# Data Cleaning and Preprocessing in Python (Pandas)

In [None]:
import pandas as pd

# Load the dataset (if it's in the same folder)
df = pd.read_csv("marketing_campaign.csv", sep='\t')  # adjust 'sep' if needed
df.head()

## Step 1: Explore Dataset

In [None]:
# Display basic info and stats
print(df.info())
print(df.describe())

## Step 2: Handle Missing Values

In [None]:
# Check for missing values
print(df.isnull().sum())

# Fill missing Income values with median
df['Income'].fillna(df['Income'].median(), inplace=True)

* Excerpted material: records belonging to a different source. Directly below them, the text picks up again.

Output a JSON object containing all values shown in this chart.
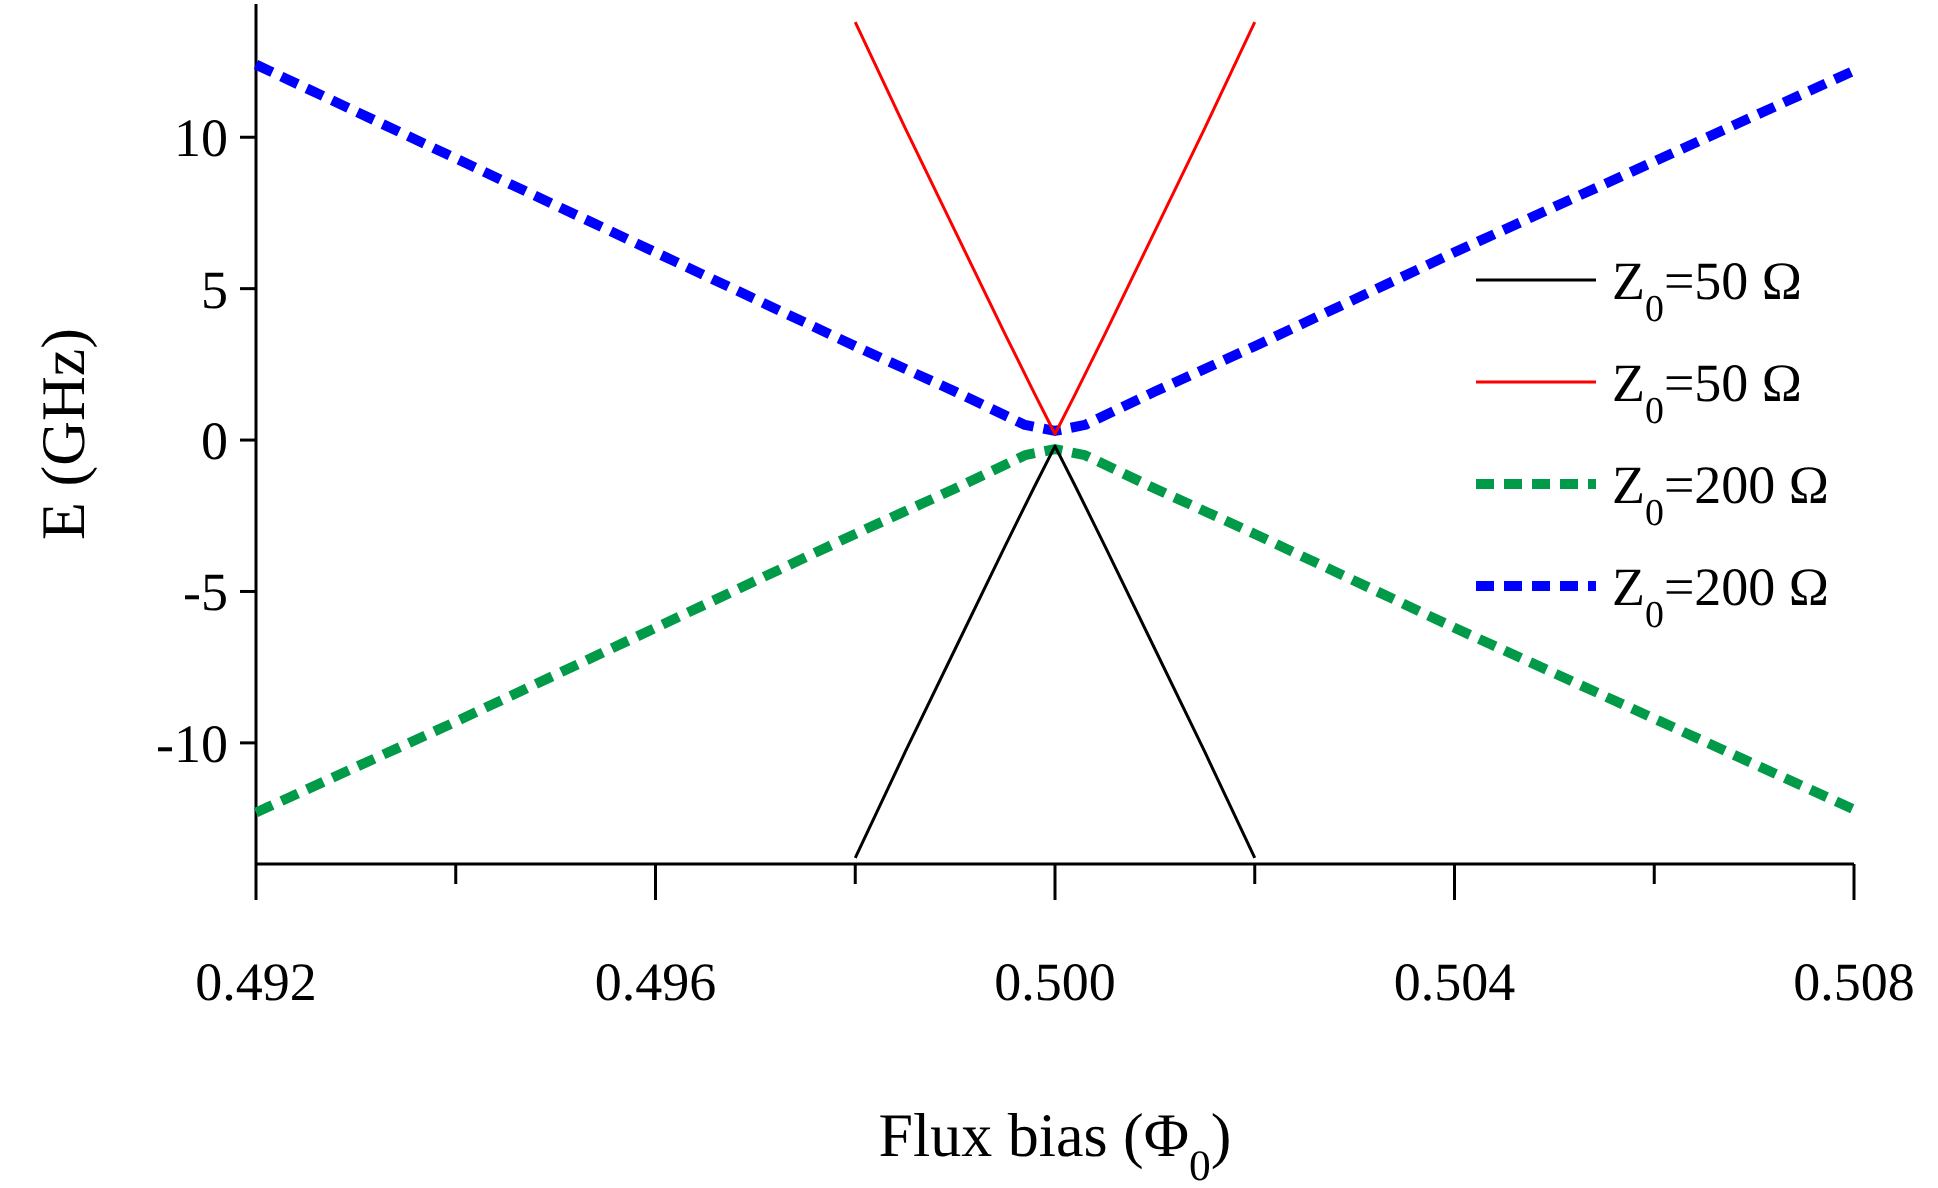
{
  "chart_data": {
    "type": "line",
    "xlabel": "Flux bias (Φ$_{0}$)",
    "ylabel": "E (GHz)",
    "xlim": [
      0.492,
      0.508
    ],
    "ylim": [
      -14,
      14.4
    ],
    "xticks": [
      {
        "value": 0.492,
        "label": "0.492"
      },
      {
        "value": 0.494,
        "label": null
      },
      {
        "value": 0.496,
        "label": "0.496"
      },
      {
        "value": 0.498,
        "label": null
      },
      {
        "value": 0.5,
        "label": "0.500"
      },
      {
        "value": 0.502,
        "label": null
      },
      {
        "value": 0.504,
        "label": "0.504"
      },
      {
        "value": 0.506,
        "label": null
      },
      {
        "value": 0.508,
        "label": "0.508"
      }
    ],
    "yticks": [
      {
        "value": -10,
        "label": "-10"
      },
      {
        "value": -5,
        "label": "-5"
      },
      0,
      5,
      10
    ],
    "grid": false,
    "legend": "right",
    "marker": "none",
    "series": [
      {
        "name": "Z$_{0}$=50 Ω",
        "color": "#000000",
        "line_style": "solid",
        "x": [
          0.498,
          0.4985,
          0.499,
          0.4995,
          0.4998,
          0.5,
          0.5002,
          0.5005,
          0.501,
          0.5015,
          0.502
        ],
        "values": [
          -13.8,
          -10.3,
          -6.9,
          -3.5,
          -1.5,
          -0.2,
          -1.5,
          -3.5,
          -6.9,
          -10.3,
          -13.8
        ]
      },
      {
        "name": "Z$_{0}$=50 Ω",
        "color": "#ff0000",
        "line_style": "solid",
        "x": [
          0.498,
          0.4985,
          0.499,
          0.4995,
          0.4998,
          0.5,
          0.5002,
          0.5005,
          0.501,
          0.5015,
          0.502
        ],
        "values": [
          13.8,
          10.3,
          6.9,
          3.5,
          1.5,
          0.2,
          1.5,
          3.5,
          6.9,
          10.3,
          13.8
        ]
      },
      {
        "name": "Z$_{0}$=200 Ω",
        "color": "#009a48",
        "line_style": "dashed",
        "x": [
          0.492,
          0.494,
          0.496,
          0.498,
          0.499,
          0.4997,
          0.5,
          0.5003,
          0.501,
          0.502,
          0.504,
          0.506,
          0.508
        ],
        "values": [
          -12.3,
          -9.3,
          -6.2,
          -3.1,
          -1.6,
          -0.5,
          -0.3,
          -0.5,
          -1.6,
          -3.1,
          -6.2,
          -9.2,
          -12.2
        ]
      },
      {
        "name": "Z$_{0}$=200 Ω",
        "color": "#0000ff",
        "line_style": "dashed",
        "x": [
          0.492,
          0.494,
          0.496,
          0.498,
          0.499,
          0.4997,
          0.5,
          0.5003,
          0.501,
          0.502,
          0.504,
          0.506,
          0.508
        ],
        "values": [
          12.4,
          9.3,
          6.2,
          3.1,
          1.6,
          0.5,
          0.3,
          0.5,
          1.6,
          3.1,
          6.2,
          9.2,
          12.2
        ]
      }
    ]
  }
}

## Step 3: Remove Duplicates

In [None]:
# Drop duplicate rows
df.drop_duplicates(inplace=True)

## Step 4: Convert Data Types

In [None]:
# Convert Dt_Customer to datetime
df['Dt_Customer'] = pd.to_datetime(df['Dt_Customer'], format='%d-%m-%Y')

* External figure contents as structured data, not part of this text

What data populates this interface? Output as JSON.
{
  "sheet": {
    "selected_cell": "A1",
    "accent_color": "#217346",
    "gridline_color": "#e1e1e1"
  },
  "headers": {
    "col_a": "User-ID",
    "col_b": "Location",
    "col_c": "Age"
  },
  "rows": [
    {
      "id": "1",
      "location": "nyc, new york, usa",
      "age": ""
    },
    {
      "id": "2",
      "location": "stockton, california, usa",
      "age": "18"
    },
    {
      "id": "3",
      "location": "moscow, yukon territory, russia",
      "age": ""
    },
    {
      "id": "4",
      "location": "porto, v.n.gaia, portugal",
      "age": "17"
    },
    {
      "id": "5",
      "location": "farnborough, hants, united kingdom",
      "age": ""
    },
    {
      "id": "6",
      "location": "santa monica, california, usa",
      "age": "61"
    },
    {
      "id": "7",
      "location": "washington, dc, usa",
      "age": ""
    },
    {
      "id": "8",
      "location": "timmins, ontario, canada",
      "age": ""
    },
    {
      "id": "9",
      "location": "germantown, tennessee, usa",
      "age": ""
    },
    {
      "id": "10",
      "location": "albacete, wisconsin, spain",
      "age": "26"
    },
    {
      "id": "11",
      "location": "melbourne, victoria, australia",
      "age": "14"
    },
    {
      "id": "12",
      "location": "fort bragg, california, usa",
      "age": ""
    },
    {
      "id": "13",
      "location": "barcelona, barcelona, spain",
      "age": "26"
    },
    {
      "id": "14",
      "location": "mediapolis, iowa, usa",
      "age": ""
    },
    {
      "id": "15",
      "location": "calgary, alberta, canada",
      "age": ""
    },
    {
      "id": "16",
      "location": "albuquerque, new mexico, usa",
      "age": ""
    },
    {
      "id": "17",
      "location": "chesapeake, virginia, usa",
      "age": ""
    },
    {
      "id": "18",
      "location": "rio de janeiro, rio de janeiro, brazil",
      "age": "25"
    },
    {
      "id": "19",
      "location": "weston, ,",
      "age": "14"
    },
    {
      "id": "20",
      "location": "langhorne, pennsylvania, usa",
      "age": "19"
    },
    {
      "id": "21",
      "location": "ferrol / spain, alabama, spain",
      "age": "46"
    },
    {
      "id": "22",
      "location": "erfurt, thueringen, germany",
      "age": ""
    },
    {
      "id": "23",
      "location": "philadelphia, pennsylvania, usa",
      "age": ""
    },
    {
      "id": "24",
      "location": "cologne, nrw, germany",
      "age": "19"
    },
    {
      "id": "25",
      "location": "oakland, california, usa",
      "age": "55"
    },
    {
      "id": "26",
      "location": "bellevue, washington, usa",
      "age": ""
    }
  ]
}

## Step 5: Clean Inconsistent Categorical Values

In [None]:
# Replace inconsistent Marital_Status entries
df['Marital_Status'] = df['Marital_Status'].replace({
    'Alone': 'Single',
    'Absurd': 'Single',
    'YOLO': 'Single'
})

## Step 6: Save Cleaned Dataset

In [None]:
# Save cleaned dataset to CSV
df.to_csv("cleaned_marketing_campaign.csv", index=False)

## ✅ Final Check

In [None]:
print("✅ Cleaning Completed")
print(f"Shape: {df.shape}")
print("Missing values:\n", df.isnull().sum())